My own K5 had unfixable AF colour failure to the point I was unable to
use AF in the studio or any time the light colour wasn't unadulterated
daylight.
When doing head & shoulders portraits with my K1 (and every AF Pentax
I've used) putting the focus point on the subject's eye more often than
not puts critical focus on the eyebrow, meaning that if I'm trying to
control DOF with a wider aperture I'm out of focus. Not every picture
want's f8, but with Pentax that was my only solution to have some
assurance that the eye would fall into the DOF and look at least
halfways in focus.
With my Fuji I can use my 56/1.2 or 75/1.2 at f1.2 and secure critical
focus every time with a close H&S portrait. With my Pentax DFA* 85/1.2
on the K1 I have to stop down to f8 and pray, which kind of makes all
that extra money I paid for it something of a waste, especially when the
85mm focal length is considered a common portrait focal length on the
format.
Most of the time these days I'm using a Fuji X-T5, a camera that isn't
renowned for having the best AF out there. Sony and Nikon apparently are
significantly better, but the Fuji is still pretty darned good.

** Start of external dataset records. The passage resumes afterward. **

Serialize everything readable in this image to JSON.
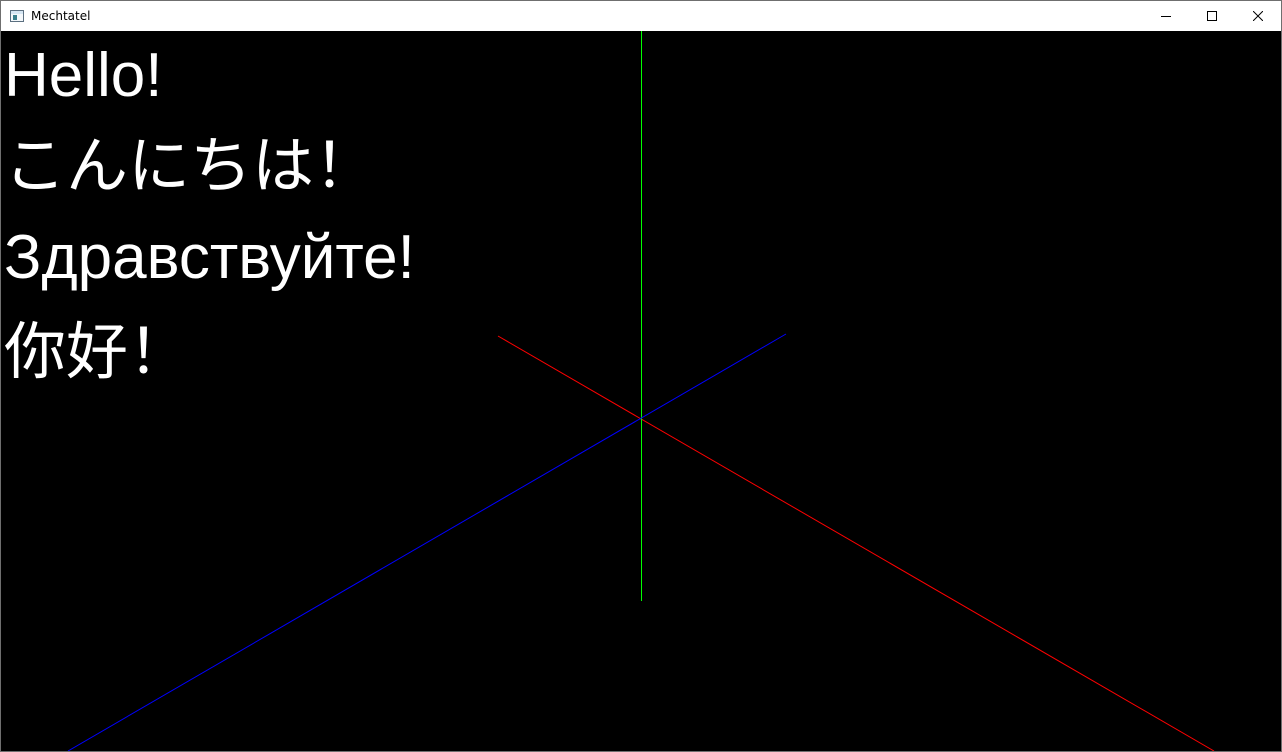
{
  "window": {
    "title": "Mechtatel",
    "icon": "app-window-icon"
  },
  "caption_buttons": {
    "minimize": "minimize-icon",
    "maximize": "maximize-icon",
    "close": "close-icon"
  },
  "scene": {
    "background": "#000000",
    "text_color": "#ffffff",
    "greetings": {
      "english": "Hello!",
      "japanese": "こんにちは！",
      "russian": "Здравствуйте!",
      "chinese": "你好！"
    },
    "axes": {
      "x_color": "#ff0000",
      "y_color": "#00ff00",
      "z_color": "#0000ff"
    }
  }
}
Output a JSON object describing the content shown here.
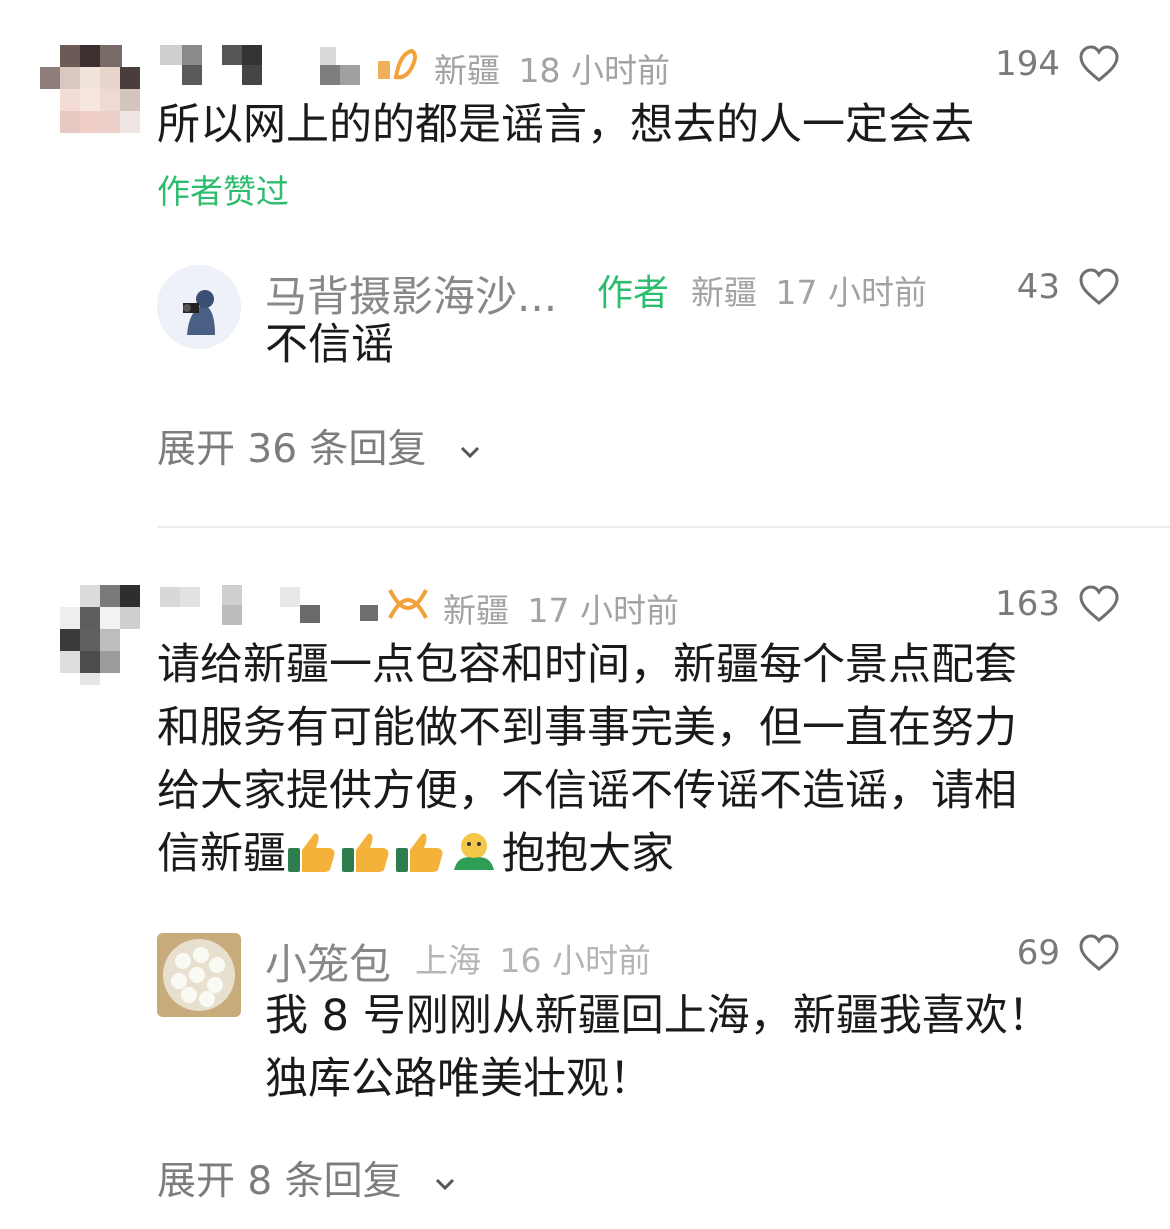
{
  "comments": [
    {
      "location": "新疆",
      "time": "18 小时前",
      "likes": "194",
      "text": "所以网上的的都是谣言，想去的人一定会去",
      "author_liked": "作者赞过",
      "reply": {
        "username": "马背摄影海沙...",
        "author_tag": "作者",
        "location": "新疆",
        "time": "17 小时前",
        "likes": "43",
        "text": "不信谣"
      },
      "expand_label": "展开 36 条回复"
    },
    {
      "location": "新疆",
      "time": "17 小时前",
      "likes": "163",
      "text_lines": [
        "请给新疆一点包容和时间，新疆每个景点配套",
        "和服务有可能做不到事事完美，但一直在努力",
        "给大家提供方便，不信谣不传谣不造谣，请相"
      ],
      "text_last_prefix": "信新疆",
      "text_last_suffix": "抱抱大家",
      "reply": {
        "username": "小笼包",
        "location": "上海",
        "time": "16 小时前",
        "likes": "69",
        "text_lines": [
          "我 8 号刚刚从新疆回上海，新疆我喜欢！",
          "独库公路唯美壮观！"
        ]
      },
      "expand_label": "展开 8 条回复"
    }
  ],
  "icons": {
    "like": "heart-outline-icon",
    "expand": "chevron-down-icon",
    "thumbs_up": "thumbs-up-emoji",
    "hug": "hug-emoji"
  },
  "colors": {
    "accent_green": "#2dbd6e",
    "meta_gray": "#a3a3a3"
  }
}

I can tell the camera which eye I want it focused on and it locks onto
that eye and holds focus no matter where it moves in the frame. I can
set my focus spot on a single person in a group and it will hold that
person in focus even as the person moves through a crowd.

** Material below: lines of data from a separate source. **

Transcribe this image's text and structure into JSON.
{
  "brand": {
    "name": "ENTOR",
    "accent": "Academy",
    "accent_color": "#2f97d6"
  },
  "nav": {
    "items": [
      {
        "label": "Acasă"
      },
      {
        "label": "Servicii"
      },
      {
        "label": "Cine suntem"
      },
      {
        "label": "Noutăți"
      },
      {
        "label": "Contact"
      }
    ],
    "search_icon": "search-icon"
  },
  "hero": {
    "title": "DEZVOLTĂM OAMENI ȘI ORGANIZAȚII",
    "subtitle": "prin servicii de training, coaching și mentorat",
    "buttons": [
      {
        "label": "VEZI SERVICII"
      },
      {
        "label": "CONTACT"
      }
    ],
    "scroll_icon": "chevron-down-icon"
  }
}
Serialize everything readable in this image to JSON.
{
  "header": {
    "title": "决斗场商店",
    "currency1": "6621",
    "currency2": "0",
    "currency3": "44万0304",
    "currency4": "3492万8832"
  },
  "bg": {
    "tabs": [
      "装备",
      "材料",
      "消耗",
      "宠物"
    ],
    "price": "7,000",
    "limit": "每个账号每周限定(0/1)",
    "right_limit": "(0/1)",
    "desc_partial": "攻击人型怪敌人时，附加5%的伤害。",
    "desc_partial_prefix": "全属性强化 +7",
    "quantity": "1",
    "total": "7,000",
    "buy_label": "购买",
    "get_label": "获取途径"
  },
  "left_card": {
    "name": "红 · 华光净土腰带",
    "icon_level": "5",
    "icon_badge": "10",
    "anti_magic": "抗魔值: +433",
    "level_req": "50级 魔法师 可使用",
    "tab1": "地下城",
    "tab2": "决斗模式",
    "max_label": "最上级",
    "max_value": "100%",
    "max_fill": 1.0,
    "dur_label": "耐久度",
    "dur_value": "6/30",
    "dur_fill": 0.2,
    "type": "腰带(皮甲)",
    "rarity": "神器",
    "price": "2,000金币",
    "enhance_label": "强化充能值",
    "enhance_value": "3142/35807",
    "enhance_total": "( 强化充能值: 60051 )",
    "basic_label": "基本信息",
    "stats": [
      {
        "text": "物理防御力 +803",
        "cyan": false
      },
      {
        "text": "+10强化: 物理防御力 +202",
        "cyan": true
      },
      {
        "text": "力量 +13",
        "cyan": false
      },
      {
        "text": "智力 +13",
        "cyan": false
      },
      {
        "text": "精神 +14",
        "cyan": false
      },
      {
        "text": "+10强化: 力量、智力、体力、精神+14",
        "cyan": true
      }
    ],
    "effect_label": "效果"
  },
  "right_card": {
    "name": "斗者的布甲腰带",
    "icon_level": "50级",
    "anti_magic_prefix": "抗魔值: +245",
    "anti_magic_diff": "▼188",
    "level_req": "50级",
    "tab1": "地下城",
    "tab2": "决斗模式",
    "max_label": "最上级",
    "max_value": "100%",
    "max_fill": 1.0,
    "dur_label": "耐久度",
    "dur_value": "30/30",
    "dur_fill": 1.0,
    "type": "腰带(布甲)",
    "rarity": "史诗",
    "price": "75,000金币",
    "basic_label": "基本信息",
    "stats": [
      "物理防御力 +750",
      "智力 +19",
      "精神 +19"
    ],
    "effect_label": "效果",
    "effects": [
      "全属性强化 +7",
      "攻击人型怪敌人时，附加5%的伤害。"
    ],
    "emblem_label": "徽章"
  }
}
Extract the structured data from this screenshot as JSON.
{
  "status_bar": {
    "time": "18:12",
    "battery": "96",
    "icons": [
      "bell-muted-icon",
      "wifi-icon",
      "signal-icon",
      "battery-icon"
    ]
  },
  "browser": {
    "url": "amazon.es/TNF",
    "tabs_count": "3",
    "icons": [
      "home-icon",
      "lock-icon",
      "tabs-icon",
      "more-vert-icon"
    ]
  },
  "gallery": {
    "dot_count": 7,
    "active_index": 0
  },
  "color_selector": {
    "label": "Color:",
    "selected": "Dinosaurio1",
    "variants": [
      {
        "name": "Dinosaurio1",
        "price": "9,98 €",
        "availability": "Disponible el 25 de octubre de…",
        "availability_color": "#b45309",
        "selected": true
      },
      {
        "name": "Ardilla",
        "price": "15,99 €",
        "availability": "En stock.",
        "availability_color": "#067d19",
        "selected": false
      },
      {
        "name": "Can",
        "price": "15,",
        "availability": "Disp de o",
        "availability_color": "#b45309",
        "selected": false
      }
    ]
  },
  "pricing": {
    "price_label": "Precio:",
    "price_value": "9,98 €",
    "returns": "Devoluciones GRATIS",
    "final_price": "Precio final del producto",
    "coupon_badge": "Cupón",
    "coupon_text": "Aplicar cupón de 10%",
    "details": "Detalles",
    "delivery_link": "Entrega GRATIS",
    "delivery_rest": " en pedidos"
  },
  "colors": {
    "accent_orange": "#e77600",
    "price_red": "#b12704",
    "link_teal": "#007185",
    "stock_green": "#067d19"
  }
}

And no, Alan, an EVF isn't AI, it's a direct representation of what the
sensor sees with no potential alignment issues causing the viewfinder to
see things the sensor isn't.
So yes, EVFs have some tremendous advantages over OVFs in some situations.
The disadvantages are that some people are sensitive to EVF flicker. I
know I am, but the manufacturers seem to have overcome this. My X-T1
gave me a blinding headache if I looked through the viewfinder for more
than half a minute at a time. My X-T5 doesn't, and it isn't even the
best viewfinder that Fuji makes. Those are reserved for the X-H# series.

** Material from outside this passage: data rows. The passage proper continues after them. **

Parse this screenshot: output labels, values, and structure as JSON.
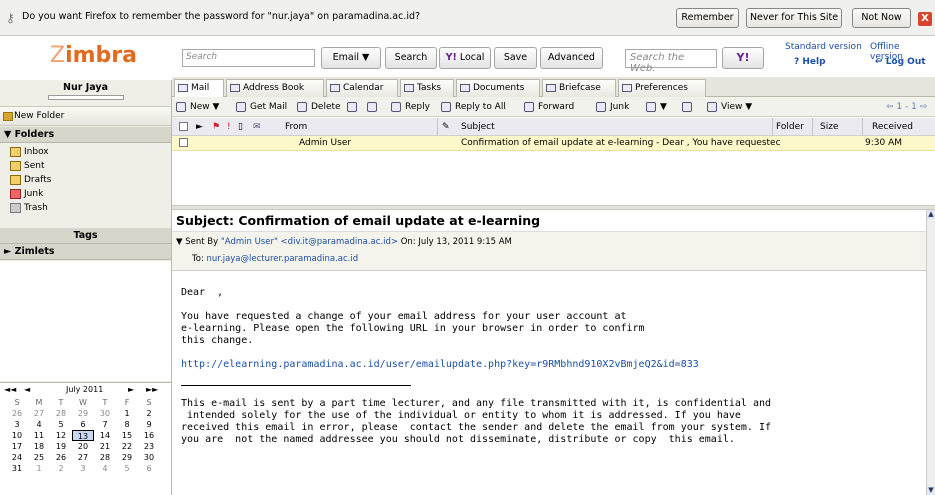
{
  "notification": {
    "message": "Do you want Firefox to remember the password for \"nur.jaya\" on paramadina.ac.id?",
    "remember": "Remember",
    "never": "Never for This Site",
    "not_now": "Not Now",
    "close": "X"
  },
  "brand": {
    "logo_prefix": "Z",
    "logo_rest": "imbra"
  },
  "search": {
    "placeholder": "Search",
    "email_label": "Email ▼",
    "search_label": "Search",
    "local_label": "Local",
    "save_label": "Save",
    "advanced_label": "Advanced",
    "web_placeholder": "Search the Web.",
    "yahoo_label": "Y!"
  },
  "topright": {
    "standard": "Standard version",
    "offline": "Offline version",
    "help": "Help",
    "logout": "Log Out"
  },
  "user": {
    "name": "Nur Jaya"
  },
  "sidebar": {
    "new_folder": "New Folder",
    "folders_title": "Folders",
    "folders": [
      "Inbox",
      "Sent",
      "Drafts",
      "Junk",
      "Trash"
    ],
    "tags_title": "Tags",
    "zimlets_title": "Zimlets"
  },
  "calendar": {
    "title": "July 2011",
    "dow": [
      "S",
      "M",
      "T",
      "W",
      "T",
      "F",
      "S"
    ],
    "weeks": [
      [
        "26",
        "27",
        "28",
        "29",
        "30",
        "1",
        "2"
      ],
      [
        "3",
        "4",
        "5",
        "6",
        "7",
        "8",
        "9"
      ],
      [
        "10",
        "11",
        "12",
        "13",
        "14",
        "15",
        "16"
      ],
      [
        "17",
        "18",
        "19",
        "20",
        "21",
        "22",
        "23"
      ],
      [
        "24",
        "25",
        "26",
        "27",
        "28",
        "29",
        "30"
      ],
      [
        "31",
        "1",
        "2",
        "3",
        "4",
        "5",
        "6"
      ]
    ]
  },
  "tabs": [
    "Mail",
    "Address Book",
    "Calendar",
    "Tasks",
    "Documents",
    "Briefcase",
    "Preferences"
  ],
  "toolbar": {
    "new": "New ▼",
    "get_mail": "Get Mail",
    "delete": "Delete",
    "reply": "Reply",
    "reply_all": "Reply to All",
    "forward": "Forward",
    "junk": "Junk",
    "view": "View ▼",
    "page": "1 - 1"
  },
  "list": {
    "from_header": "From",
    "subject_header": "Subject",
    "folder_header": "Folder",
    "size_header": "Size",
    "received_header": "Received",
    "row": {
      "from": "Admin User",
      "subject": "Confirmation of email update at e-learning - Dear , You have requestec",
      "received": "9:30 AM"
    }
  },
  "message": {
    "subject": "Subject: Confirmation of email update at e-learning",
    "sent_by_label": "Sent By",
    "sent_by": "\"Admin User\" <div.it@paramadina.ac.id>",
    "on_label": "On:",
    "date": "July 13, 2011 9:15 AM",
    "to_label": "To:",
    "to": "nur.jaya@lecturer.paramadina.ac.id",
    "greeting": "Dear  ,",
    "para1": "You have requested a change of your email address for your user account at\ne-learning. Please open the following URL in your browser in order to confirm\nthis change.",
    "url": "http://elearning.paramadina.ac.id/user/emailupdate.php?key=r9RMbhnd910X2vBmjeQ2&id=833",
    "disclaimer": "This e-mail is sent by a part time lecturer, and any file transmitted with it, is confidential and\n intended solely for the use of the individual or entity to whom it is addressed. If you have\nreceived this email in error, please  contact the sender and delete the email from your system. If\nyou are  not the named addressee you should not disseminate, distribute or copy  this email."
  }
}
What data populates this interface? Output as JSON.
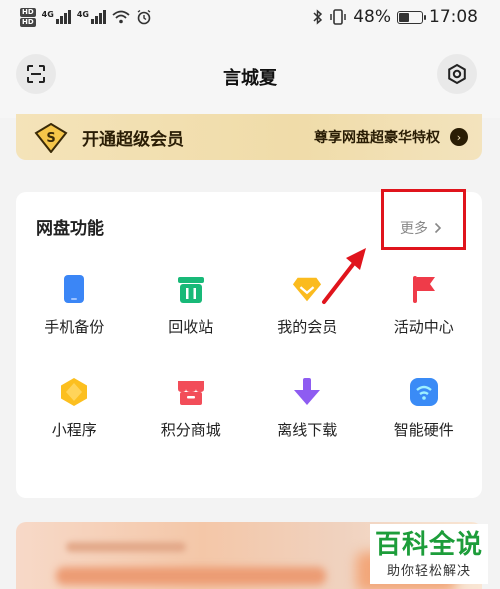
{
  "status_bar": {
    "hd1": "HD",
    "hd2": "HD",
    "sig1": "4G",
    "sig2": "4G",
    "battery_pct": "48%",
    "time": "17:08"
  },
  "header": {
    "title": "言城夏",
    "left_icon": "scan-icon",
    "right_icon": "settings-icon"
  },
  "vip_banner": {
    "badge": "S",
    "title": "开通超级会员",
    "subtitle": "尊享网盘超豪华特权",
    "arrow": "›"
  },
  "features": {
    "title": "网盘功能",
    "more_label": "更多",
    "items": [
      {
        "label": "手机备份",
        "icon": "phone-icon",
        "color": "#3b86f6"
      },
      {
        "label": "回收站",
        "icon": "trash-icon",
        "color": "#18b978"
      },
      {
        "label": "我的会员",
        "icon": "diamond-icon",
        "color": "#fbbb1e"
      },
      {
        "label": "活动中心",
        "icon": "flag-icon",
        "color": "#ef3b49"
      },
      {
        "label": "小程序",
        "icon": "hexagon-icon",
        "color": "#fcbf1f"
      },
      {
        "label": "积分商城",
        "icon": "shop-icon",
        "color": "#f24d59"
      },
      {
        "label": "离线下载",
        "icon": "download-arrow-icon",
        "color": "#8e5cf1"
      },
      {
        "label": "智能硬件",
        "icon": "smart-device-icon",
        "color": "#3a8bf6"
      }
    ]
  },
  "watermark": {
    "title": "百科全说",
    "subtitle": "助你轻松解决"
  },
  "colors": {
    "highlight": "#e0141c",
    "vip_bg": "#f1dfb0",
    "watermark_green": "#1d9d3a"
  }
}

Battery life suffers with an EVF, but much of this can be mitigated via
not having the viewfinder turn itself on until the viewfinder is looked
through. And obviously, carrying spare batteries
And the biggest disadvantage that I see to EVFs is religion. People have
made OVF vs EVF into some sort of God fearing issue where one or the
other is the one true way and a pox on anyone who thinks differently.
And yes, that is a two way street with zealotry on both sides.
bill
On 1/10/2026 11:26 PM, Alan Cole wrote:
On 11/01/2026 00:43, Larry Colen wrote:
there are times that there are distinct advantages of EVF over OVF.
Such as? OVF is the real thing, EVF is AI.
My K5 (ex Mark Cassino) & a few lenses up to 500mm suit me just fine.